Study on multi-band spectral regulation performance of single-layer thermochromic coatings based on VO2 core-shell particles for building energy conservation

Abstract

The spectral regulation performance of smart windows significantly impacts building energy consumption. Compared to thermochromic coatings that modulate only the sunlight band, those capable of multi-band modulation-including both sunlight and mid-to-far infrared bands-have the potential to further reduce energy consumption in buildings. The thermochromic coating based on multi-layer structures with multi-band modulation ability reported so far is unsuitable for practical application due to its complex preparation process and high cost. This study proposed a single-layer smart window coating utilizing core@VO2 particles to achieve multi-band modulation. This single-layer coating offers the advantages of simple preparation and convenient construction. We investigated the influence of parameters such as the shell-to-core ratio, particle volume fraction, and refractive index of the substrate on the spectral radiative properties using the FDTD method. Additionally, the impacts of variations in these parameters on energy consumption and carbon dioxide emissions were analyzed using EnergyPlus.
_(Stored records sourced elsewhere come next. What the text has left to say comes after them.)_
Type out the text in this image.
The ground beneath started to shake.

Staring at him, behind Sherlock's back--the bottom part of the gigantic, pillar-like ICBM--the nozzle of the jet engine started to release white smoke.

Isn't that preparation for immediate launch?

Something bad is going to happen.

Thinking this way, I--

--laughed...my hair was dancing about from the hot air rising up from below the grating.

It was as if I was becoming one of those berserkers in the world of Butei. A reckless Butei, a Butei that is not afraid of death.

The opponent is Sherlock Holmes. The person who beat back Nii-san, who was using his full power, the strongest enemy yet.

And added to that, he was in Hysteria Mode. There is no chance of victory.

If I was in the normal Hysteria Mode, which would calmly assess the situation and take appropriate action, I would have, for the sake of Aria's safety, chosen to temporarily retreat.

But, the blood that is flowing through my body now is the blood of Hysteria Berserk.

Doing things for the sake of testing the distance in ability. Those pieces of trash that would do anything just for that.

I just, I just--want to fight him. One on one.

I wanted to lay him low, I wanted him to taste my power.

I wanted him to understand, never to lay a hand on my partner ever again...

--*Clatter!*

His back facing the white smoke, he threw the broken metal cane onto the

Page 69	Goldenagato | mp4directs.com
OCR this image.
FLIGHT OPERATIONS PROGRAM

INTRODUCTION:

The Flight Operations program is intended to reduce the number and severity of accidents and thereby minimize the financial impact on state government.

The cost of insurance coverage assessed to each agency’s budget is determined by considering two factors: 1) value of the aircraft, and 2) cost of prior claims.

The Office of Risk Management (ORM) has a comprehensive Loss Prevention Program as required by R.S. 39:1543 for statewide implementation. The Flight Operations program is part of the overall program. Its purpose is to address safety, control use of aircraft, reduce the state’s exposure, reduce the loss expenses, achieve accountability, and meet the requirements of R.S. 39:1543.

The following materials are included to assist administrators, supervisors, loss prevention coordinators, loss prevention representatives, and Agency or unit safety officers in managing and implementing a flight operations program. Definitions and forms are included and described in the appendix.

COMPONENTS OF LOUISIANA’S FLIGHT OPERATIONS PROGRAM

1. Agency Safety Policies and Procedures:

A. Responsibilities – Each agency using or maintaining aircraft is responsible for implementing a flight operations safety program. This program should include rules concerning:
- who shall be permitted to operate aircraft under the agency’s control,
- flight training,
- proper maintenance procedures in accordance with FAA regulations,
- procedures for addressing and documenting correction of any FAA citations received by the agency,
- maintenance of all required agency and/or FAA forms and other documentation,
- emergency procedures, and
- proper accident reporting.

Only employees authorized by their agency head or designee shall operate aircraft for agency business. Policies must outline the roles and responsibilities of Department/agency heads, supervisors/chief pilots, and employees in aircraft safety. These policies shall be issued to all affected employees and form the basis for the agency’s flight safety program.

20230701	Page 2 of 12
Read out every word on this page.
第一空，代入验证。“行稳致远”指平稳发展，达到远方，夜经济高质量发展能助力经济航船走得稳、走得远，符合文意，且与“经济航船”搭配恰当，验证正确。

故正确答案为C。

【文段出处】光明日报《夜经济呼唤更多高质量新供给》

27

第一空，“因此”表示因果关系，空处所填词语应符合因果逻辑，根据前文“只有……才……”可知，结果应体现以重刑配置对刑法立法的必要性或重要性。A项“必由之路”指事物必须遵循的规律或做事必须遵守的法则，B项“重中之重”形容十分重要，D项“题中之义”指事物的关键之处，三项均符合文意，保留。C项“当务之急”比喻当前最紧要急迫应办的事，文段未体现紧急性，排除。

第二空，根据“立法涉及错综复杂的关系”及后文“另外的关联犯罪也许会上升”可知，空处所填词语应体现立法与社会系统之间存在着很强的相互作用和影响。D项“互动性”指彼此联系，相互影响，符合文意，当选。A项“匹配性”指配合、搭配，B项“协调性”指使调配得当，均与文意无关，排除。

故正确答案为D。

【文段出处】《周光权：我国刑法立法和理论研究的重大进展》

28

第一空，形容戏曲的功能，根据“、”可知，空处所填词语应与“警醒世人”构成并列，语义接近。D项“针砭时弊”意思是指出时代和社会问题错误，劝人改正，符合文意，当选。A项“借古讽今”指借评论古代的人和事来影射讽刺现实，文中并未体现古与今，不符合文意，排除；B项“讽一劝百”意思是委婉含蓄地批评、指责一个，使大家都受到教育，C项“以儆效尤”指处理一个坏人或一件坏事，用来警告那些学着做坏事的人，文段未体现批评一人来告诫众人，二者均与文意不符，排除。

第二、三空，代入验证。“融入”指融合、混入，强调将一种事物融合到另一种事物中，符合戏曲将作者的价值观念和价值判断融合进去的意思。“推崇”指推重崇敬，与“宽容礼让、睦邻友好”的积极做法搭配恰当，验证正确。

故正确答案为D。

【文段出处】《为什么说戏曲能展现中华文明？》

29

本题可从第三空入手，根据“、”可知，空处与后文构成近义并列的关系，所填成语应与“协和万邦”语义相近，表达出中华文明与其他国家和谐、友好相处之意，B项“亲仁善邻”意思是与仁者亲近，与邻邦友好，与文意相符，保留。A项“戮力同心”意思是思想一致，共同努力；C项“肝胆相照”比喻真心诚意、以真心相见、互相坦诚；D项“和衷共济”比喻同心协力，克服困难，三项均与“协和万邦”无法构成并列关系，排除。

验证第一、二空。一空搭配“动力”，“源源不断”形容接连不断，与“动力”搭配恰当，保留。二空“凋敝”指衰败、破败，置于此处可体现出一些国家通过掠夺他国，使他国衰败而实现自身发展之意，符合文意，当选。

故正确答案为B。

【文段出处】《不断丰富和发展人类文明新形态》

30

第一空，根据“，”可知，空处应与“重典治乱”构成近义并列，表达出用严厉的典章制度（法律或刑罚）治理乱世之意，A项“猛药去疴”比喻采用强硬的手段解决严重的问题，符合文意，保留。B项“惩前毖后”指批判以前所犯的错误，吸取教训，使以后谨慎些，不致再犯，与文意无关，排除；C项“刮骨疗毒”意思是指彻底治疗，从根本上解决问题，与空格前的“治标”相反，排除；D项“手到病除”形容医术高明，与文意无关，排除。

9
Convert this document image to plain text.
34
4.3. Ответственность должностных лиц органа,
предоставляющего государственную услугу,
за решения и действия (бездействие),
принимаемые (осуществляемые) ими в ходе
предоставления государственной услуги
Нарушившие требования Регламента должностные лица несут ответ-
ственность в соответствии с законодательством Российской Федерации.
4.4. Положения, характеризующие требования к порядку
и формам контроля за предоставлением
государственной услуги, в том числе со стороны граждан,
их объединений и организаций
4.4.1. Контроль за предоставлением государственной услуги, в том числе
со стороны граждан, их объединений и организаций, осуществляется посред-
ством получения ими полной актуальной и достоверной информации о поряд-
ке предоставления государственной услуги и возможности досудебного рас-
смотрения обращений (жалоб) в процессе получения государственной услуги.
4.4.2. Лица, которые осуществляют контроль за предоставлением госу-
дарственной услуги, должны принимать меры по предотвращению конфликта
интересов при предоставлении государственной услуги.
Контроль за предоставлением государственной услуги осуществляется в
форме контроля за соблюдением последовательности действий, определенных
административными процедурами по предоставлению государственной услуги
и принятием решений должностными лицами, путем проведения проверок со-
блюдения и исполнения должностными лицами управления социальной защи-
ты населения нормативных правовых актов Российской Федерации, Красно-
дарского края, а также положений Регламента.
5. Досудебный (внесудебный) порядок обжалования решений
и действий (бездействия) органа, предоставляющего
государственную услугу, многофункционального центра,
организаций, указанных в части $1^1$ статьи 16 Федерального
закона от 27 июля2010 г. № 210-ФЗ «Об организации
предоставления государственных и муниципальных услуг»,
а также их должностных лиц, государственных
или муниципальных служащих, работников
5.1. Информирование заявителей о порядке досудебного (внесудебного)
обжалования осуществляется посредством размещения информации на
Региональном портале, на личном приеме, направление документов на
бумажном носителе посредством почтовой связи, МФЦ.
The simulation results indicated that the core@VO2 nanoparticle coating possessed a maximum solar modulation ability of 27.6%, luminous transmittance of 48.15%, and maximum emissivity modulation ability of 16.7%. Compared with traditional low-e coatings, the maximum energy-saving efficiency increased by 7.36%. This study provides valuable insights for enhancing the energy efficiency of thermochromic smart window coatings.